Walking through Meijer yesterday I stopped at the yogurt aisle and spent a moment reveling at the fact that I might never need to pour money into that creamy, coagulated goodness again.
The thought makes my purse smile.
We shared a moment of silence as I bid farewell to the over-priced little cartons of activia and dannon, kicked up my heals in delight and moved onto the pasta and rice aisle.
I’m so over paying for yogurt.
Meet the newest addition to our family, er…fridge. This is Caspian Sea Yogurt, also known as Matsoni Yogurt.
Isn’t she pretty? She’s lovely, really. Sweet, tart and smooth, she is.
Here’s the scoop.
Last week we hosted Howie & Debbie Campbell, a wonderful couple who travel around the United States, singing and sharing their faith in Jesus. They were performing at 2 community events we were holding for church and staying here in our {actually, the bank’s, but we’re not going to go there today} home.
While with us, they taught us a thing or two about healthy eating on the road {and they’re experts on the subject, having sold their home and living out of their snazzy, suped-up van as they travel across the country}.
Debbie taught me how to grow my own sprouts…and then there was the yogurt.
Oh, the yogurt.
When she mentioned that they make their own yogurt, I was imagining churning and mixing and tending and sanitizing and boiling and other milk related activities. I was impressed and overwhelmed all at once. Cool, you make yogurt, how nice for you, Mrs. Crocker. You’re amazing. I’m just not that, well…domesticated.
But then she showed me how. She poured about an inch of their yogurt into my old {clean} applesauce jar, filled it with milk and propped the lid on top.
It sat out on my counter all night.
And low and behold, the next morning…we had yogurt. Real {live} yogurt. Real good yogurt!
And here’s the mind-blowing part. When we eat it down to that starter line {about a tablespoon of old yogurt per cup of new yogurt to be made}, we just fill that sucker up with milk again and voila! we have yogurt the very next day.
It cultures at room temperature…and it just keeps on loving you! As long as you save a little from your previous batch {to inoculate the new batch}, you’re in business. Or start a couple jars. We could have an entire fridge of yogurt if we wanted. We don’t. But it’s spiffy to know that we could if we wanted to.
I digress.
The best part: we will not have to buy yogurt indefinitely. Is that not the coolest stinking thing since, well…discovering milk makes yogurt in the first place?
You can buy starter cultures of CSY {Caspian Sea Yogurt} online all over the place {we even found it on Etsy} for anywhere between 7 and 12 bucks. Or you could just come and visit us with a clean quart jar and we’ll share the love with you, like Howie and Debbie did with us.

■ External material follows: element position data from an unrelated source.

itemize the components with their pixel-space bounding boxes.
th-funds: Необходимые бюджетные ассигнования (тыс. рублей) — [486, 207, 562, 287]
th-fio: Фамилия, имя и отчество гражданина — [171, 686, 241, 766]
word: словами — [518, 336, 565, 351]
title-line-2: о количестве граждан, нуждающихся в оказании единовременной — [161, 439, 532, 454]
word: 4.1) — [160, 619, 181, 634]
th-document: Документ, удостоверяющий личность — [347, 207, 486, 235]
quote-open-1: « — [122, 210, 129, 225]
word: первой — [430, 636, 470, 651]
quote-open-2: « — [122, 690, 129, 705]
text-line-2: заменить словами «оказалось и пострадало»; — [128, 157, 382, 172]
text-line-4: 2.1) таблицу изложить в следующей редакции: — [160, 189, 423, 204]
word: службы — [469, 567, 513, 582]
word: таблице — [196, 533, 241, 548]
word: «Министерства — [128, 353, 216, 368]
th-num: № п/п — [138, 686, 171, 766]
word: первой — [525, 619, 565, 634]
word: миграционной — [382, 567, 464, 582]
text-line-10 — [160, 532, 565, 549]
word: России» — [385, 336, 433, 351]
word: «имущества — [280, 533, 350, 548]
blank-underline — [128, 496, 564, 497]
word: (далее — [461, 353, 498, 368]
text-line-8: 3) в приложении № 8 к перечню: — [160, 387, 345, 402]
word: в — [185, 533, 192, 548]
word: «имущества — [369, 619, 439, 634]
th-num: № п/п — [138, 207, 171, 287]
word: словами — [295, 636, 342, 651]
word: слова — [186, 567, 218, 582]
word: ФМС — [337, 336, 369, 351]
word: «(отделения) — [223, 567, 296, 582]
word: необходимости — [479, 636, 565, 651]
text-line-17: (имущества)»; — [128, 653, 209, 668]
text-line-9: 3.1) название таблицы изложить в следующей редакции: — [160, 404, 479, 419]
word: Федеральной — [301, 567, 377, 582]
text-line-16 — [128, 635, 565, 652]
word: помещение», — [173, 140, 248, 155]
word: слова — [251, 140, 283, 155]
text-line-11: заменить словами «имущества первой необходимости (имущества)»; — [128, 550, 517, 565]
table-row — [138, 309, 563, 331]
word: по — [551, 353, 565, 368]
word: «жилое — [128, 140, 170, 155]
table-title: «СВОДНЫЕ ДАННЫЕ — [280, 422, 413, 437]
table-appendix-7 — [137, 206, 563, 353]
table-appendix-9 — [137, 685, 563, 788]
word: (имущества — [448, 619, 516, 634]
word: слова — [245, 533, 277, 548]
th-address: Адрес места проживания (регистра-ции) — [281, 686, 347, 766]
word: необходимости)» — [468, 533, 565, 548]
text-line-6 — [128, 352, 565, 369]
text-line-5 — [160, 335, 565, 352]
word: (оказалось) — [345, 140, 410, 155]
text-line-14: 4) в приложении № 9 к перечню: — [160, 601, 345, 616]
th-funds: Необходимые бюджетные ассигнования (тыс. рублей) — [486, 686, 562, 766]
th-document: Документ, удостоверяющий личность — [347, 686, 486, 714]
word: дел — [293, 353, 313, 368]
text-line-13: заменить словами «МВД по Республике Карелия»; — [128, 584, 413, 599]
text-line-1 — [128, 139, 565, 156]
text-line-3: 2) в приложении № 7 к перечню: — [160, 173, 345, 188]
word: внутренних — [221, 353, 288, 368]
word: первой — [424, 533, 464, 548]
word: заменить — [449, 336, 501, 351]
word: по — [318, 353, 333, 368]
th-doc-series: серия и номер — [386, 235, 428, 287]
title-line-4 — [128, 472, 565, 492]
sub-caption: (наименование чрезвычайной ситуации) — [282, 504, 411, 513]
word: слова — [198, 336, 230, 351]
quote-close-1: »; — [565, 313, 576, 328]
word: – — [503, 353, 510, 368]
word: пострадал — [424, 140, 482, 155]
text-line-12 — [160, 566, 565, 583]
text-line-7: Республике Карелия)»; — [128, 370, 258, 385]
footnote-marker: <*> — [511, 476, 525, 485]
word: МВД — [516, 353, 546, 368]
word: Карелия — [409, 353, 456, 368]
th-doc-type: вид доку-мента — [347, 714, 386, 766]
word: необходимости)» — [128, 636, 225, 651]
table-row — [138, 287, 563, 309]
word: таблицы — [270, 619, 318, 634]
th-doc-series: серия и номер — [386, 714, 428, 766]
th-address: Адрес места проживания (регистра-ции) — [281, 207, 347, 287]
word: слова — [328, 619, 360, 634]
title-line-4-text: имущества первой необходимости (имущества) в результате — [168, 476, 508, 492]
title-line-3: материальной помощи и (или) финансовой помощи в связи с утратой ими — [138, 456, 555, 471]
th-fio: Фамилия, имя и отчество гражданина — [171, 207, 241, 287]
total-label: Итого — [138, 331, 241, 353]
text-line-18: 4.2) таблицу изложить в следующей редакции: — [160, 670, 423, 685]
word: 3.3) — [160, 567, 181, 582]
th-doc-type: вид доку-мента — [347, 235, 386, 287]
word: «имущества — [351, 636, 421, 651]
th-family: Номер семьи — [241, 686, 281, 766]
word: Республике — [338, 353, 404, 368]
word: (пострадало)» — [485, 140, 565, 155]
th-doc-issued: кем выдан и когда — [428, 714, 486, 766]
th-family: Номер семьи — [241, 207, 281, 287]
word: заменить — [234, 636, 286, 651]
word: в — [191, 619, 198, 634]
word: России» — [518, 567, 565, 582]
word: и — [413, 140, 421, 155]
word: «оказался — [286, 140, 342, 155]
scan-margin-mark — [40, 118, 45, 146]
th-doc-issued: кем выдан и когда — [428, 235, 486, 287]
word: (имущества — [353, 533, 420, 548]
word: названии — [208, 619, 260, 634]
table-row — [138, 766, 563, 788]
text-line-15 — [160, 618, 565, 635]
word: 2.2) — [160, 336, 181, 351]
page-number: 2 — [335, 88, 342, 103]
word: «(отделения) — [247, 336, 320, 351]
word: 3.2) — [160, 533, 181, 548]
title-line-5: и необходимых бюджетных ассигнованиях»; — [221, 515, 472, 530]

We eat it with cereal, we drink it in smoothies, we pour it over fresh fruit and drizzle it with honey as a healthy dessert, and even baked with it {check out the phenomenal Morning Glory Muffin recipe}. The waffles were crazy good!
It is rocking our yogurt-loving little world right now.
It’s like Amish friendship bread.
Only it’s not.
And the fact that we can now say we’re a cultured group of human beings is a nice plus, wouldn’t you say?